By YONAT SHIMRON
c. 2011 Religion News Service

DURHAM, N.C. (RNS) It’s summer. It’s hot. It’s the South.

That must mean it’s time for an old-fashioned camp meeting.

Next week (June 23-26), the bygone staple of the tent revival will be reincarnated on a bucolic North Carolina farm as The Wild Goose Festival. Nearly 10 years in the making, the festival is an attempt to re-imagine Christianity for the 21st century under a bigger, wider more inclusive tent.

The four-day festival is expected to draw thousands of young campers and some of the leading lights of the so-called Emergent Christianity movement.

With musicians such as David Wilcox and Michelle Shocked, and speakers such as Brian McLaren, Jay Bakker, and Shane Claiborne, festival leaders hope to establish the premier venue for 20-somethings who love God but aren’t thrilled with institutional Christianity, particularly the religious right.

“We want to look each other in the eye and say, ‘We may not agree on everything but we’re going to recognize our essential humanity,”‘ said Mike Morrell, a blogger in Raleigh, N.C., and festival spokesman.

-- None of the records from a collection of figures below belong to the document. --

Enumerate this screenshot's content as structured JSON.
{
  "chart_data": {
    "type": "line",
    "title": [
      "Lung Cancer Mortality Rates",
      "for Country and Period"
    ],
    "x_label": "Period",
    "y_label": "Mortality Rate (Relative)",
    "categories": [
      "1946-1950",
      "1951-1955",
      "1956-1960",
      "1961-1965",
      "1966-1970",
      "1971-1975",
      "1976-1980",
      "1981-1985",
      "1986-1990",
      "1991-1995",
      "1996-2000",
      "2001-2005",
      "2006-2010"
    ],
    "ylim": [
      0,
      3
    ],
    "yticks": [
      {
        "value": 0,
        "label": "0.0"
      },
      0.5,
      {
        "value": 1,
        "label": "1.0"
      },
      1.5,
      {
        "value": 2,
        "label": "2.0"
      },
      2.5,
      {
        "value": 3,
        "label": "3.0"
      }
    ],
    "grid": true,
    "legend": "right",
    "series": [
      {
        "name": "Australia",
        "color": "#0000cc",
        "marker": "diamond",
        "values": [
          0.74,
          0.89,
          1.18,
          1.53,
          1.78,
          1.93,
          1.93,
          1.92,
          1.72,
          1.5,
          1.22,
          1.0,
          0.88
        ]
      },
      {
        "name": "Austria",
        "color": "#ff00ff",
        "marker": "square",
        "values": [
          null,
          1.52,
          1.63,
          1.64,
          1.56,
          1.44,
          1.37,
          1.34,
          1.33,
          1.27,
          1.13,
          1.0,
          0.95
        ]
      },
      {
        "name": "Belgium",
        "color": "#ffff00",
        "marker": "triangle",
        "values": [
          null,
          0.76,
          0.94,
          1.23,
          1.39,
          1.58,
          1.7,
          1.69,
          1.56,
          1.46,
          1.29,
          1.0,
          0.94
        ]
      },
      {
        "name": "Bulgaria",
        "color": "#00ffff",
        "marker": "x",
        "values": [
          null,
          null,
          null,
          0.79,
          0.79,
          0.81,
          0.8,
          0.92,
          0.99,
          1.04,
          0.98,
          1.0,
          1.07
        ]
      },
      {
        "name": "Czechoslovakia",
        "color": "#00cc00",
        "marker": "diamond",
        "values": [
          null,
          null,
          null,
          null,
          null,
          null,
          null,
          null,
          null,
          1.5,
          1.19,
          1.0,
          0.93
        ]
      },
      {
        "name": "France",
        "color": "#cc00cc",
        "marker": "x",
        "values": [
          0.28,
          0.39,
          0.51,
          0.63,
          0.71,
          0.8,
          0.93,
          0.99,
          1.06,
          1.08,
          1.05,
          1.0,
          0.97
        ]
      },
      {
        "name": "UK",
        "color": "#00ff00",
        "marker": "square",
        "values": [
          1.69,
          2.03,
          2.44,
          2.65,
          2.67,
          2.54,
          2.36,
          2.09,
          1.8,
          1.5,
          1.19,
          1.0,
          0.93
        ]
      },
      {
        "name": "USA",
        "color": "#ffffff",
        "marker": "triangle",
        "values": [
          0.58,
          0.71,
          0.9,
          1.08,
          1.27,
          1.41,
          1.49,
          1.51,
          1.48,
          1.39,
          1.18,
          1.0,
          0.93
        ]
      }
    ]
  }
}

Festival planners are a diverse bunch. They include more traditional evangelicals alongside emergent church leaders, neo-monastics and progressive Christians. Organizers want to distance themselves from the politicized versions of Christianity, and re-engage in social justice work — particularly prison reform, a topic of some of the sessions.

They will converge on Shakori Hills, a 72-acre tract of forest and meadows in North Carolina’s Piedmont region, better known as the site of an annual roots music festival.

Wild Goose leaders share a conviction that there are multiple streams of Christianity flowing into one river.

“We gather to learn what Jesus came to teach us, which is not how to be a Christian, but how to be human,” said festival organizer Gareth Higgins, a writer and film critic based in Durham, N.C.

Unlike other high-profile Christian events, the Wild Goose Festival will try to reverse the traditional dynamic between speakers and their audience. At least 20 of the speakers will frame questions for the audience and then sit among them as they listen to possible answers.

The festival is modeled on Greenbelt, a British Christian rock festival now in its 37th year. The term “wild goose” is a Celtic metaphor for the Holy Spirit: noisy, passionate, not easily tamed and tending to flock together.

Already, the festival has drawn the ire of more conventional evangelical bloggers who don’t like its inclusive nature or openness to gays and lesbians, though festival leaders have not taken any formal positions on such issues.

“The wise Christian will have nothing to do with these neo-Gnostic fools who’ve unbuckled themselves from the Word of God and have embarked upon their Wild Goose Chase of subjective experience,” wrote Southern Baptist blogger Ken Silva of New Hampshire-based Apprising Ministries.

Although there are several other annual U.S.-based Christian music festivals — Creation, Cornerstone, Fishnet, to name a few — Wild Goose is pitching bigger theological stakes. Franciscan friar Richard Rohr will lead a workshop; as will “recovering evangelical” writer Frank Schaeffer, son of the 1970s evangelical icon Francis Schaeffer.

Unlike other Christian music festivals, the musicians invited to perform at Wild Goose are not members of the praise-and-worship music pantheon or even crossover artists. They are mainstream secular musicians who happen to be Christian.

The festival’s most impressive feat may be that all the speakers and performers have waived their fees, essentially appearing for free.

“There’s something moving here,” said David LaMotte, a Raleigh songwriter who works on peace issues for the North Carolina Council of Churches, a co-sponsor of the event. “We’ve created a vision. I hope it comes to pass.”